A birdcage pendant, meant to capture the scene where Mr. Rochester’s attempts to encourage Jane to believe he is to marry Blanche Ingram provoke Jane to express her feelings for him. The extent of her turmoil and desire to depart from Thornfield Hall lead Rochester to liken Jane to “a wild frantic bird”, to which Jane responds, “I am no bird; and no net ensnares me; I am a free human being with an independent will, which I now exert to leave you.” The line is a powerful expression of Jane’s wilful nature and longing for autonomy that deserves physical articulation; the pendant served this purpose, showing Jane’s efforts and successes in emancipating herself from constraining situations.
The story that Van Gogh ate yellow paint in the hope that it would make him happy is a sweetly melancholy, but fanciful tale. However, there is no harm in trying to brighten up a dreary day with a bright hued umbrella inspired by Van Gogh’s Sunflowers, unlike the various perils associated with the consumption of paint.
A bone china plate featuring Dominique-Louis-Féréol Papety’s painting, The Temptation of St. Hilarion. Hilarion was an anchorite, he withdrew from society and spent most of his life in the desert. There he suffered from temptations by the devil that could take many forms, including, as St. Jerome described, ‘naked women appear[ing] to him’. It undeniably makes for more interesting tableware than is typically on offer and would make an excellent gift for friends torn between the life of hermitry and hedonism.
This cushion features Velasquez’s The Toilet of Venus, which was attacked by the Suffragette Mary Richardson in 1914 at the National Gallery. She slashed it with a meat cleaver after the arrest of Emmeline Pankhurst, saying “I have tried to destroy the picture of the most beautiful woman in mythological history as a protest against the Government for destroying Mrs. Pankhurst, who is the most beautiful character in modern history.” Richardson also disliked “the way men visitors gaped at it all day long”. Her statements reveal how differently people can respond to art, and the particularly strong sentiments this painting provokes, making it an ideal gift in cushion form by allowing the recipient to stare at, study or scar in their own time.
A beautiful silk tie featuring one the seven Unicorn Tapestries, Netherlandish works from the late middle ages. The unicorn was known at the time for its purity, invincibility and the healing capacity of its horn. Some have interpreted the wounds on the right side of the unicorn in this tapestry, in the same place where Christ was wounded on the cross, to mean that the unicorn is a representation of Jesus. Others have interpreted the unicorn as a symbol of love, chaining oneself to a lover beneath a pomegranate tree, a symbol of fertility. However you interpret the unicorn, it is an enchanting image that adds tremendous character to a tie.
Forming part of the range for the V&A’s exhibition on Frida Kahlo, these earrings are the work of fashion designer Carla Fernández, whose designs are inspired by Mexican history and ancient civilisations, as Frida Kahlo was. Fernández works in collaboration with indigenous communities to promote Mexican design, as seen in the use of chaquira beads, which are traditional in Mexican Crafts.

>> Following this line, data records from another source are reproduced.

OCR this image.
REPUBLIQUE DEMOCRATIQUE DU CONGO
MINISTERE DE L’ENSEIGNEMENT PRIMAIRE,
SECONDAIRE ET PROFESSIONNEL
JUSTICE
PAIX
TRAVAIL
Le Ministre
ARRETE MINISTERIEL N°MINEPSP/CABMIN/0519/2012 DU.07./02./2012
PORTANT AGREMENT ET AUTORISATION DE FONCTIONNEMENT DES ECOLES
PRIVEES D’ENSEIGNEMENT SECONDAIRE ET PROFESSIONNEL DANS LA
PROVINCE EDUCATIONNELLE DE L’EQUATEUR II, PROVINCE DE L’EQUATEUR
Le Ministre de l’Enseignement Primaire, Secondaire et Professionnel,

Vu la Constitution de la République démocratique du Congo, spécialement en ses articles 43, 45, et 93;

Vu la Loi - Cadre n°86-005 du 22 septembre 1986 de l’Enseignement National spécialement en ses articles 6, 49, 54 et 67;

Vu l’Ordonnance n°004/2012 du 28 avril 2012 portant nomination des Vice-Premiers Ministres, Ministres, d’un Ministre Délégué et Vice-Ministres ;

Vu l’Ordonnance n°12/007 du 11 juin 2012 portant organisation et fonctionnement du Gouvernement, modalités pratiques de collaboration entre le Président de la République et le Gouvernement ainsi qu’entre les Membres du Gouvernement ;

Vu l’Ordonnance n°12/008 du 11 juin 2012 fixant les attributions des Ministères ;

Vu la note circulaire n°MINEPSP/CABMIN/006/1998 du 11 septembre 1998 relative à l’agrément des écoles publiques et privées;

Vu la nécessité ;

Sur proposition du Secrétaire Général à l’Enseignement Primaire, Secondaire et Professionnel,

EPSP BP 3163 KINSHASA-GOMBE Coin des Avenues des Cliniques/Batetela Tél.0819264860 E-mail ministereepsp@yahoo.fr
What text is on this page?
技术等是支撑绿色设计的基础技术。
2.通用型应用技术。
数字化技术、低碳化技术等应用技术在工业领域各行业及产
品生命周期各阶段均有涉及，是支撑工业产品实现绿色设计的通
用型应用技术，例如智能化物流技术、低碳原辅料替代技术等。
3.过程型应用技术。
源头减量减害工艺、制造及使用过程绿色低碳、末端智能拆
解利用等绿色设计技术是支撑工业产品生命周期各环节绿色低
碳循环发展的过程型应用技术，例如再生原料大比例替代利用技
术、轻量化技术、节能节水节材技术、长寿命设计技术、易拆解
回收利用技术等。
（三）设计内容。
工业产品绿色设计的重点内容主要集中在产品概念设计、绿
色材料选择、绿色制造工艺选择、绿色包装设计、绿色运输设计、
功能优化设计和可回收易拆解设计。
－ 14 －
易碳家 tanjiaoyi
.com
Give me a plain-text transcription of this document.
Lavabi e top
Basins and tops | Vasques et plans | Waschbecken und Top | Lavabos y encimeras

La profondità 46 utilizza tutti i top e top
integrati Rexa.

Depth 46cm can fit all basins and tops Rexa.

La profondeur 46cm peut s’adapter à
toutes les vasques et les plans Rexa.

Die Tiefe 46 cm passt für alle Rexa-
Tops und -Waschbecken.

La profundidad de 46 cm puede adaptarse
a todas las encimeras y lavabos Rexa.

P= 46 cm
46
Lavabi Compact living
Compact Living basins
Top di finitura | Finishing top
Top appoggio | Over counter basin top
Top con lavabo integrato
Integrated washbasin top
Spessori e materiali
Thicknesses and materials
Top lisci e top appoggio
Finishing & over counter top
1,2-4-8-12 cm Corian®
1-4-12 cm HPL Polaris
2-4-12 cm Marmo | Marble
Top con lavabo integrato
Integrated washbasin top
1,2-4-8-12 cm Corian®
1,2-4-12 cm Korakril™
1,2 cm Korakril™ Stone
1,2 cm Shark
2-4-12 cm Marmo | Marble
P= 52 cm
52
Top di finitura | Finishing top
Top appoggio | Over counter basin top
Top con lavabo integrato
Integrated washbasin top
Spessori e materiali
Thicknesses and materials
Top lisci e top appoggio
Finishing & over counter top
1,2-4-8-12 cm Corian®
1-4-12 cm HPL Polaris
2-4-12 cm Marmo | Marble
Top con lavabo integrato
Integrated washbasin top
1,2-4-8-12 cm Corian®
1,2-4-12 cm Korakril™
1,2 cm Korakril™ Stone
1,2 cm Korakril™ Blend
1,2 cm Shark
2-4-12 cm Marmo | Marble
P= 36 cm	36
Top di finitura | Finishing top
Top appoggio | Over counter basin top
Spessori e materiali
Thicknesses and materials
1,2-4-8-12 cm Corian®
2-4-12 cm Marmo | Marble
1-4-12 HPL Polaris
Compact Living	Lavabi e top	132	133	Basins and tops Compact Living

A beautiful necklace featuring a recreation of the Alfred Jewel, the work of an Anglo-Saxon goldsmith, usually on display at the Ashmolean but currently being exhibited at the British Library. It is believed to have originally served as the handle of a pointer stick to follow words in a book, but now makes a lovely wearable ornament. The jewel is also featured in the Ashmolean’s range in the form of a bracelet, brooch, cufflinks and earrings.
This silk scarf features one of Aubrey Beardsley’s illustrations for Oscar Wilde’s play Salome. When wrapped around the neck what is presented is a bold contrast of black and white that compliments any outfit, not the image of Salome bringing the severed head of John the Baptist to her lips, so the wearer need not be overly worried about alarming passersby but can instead reveal its design with discretion. The scarf would serve well as a gift for someone who, like Beardsley, values beauty and self-expression over conforming to moral expectations.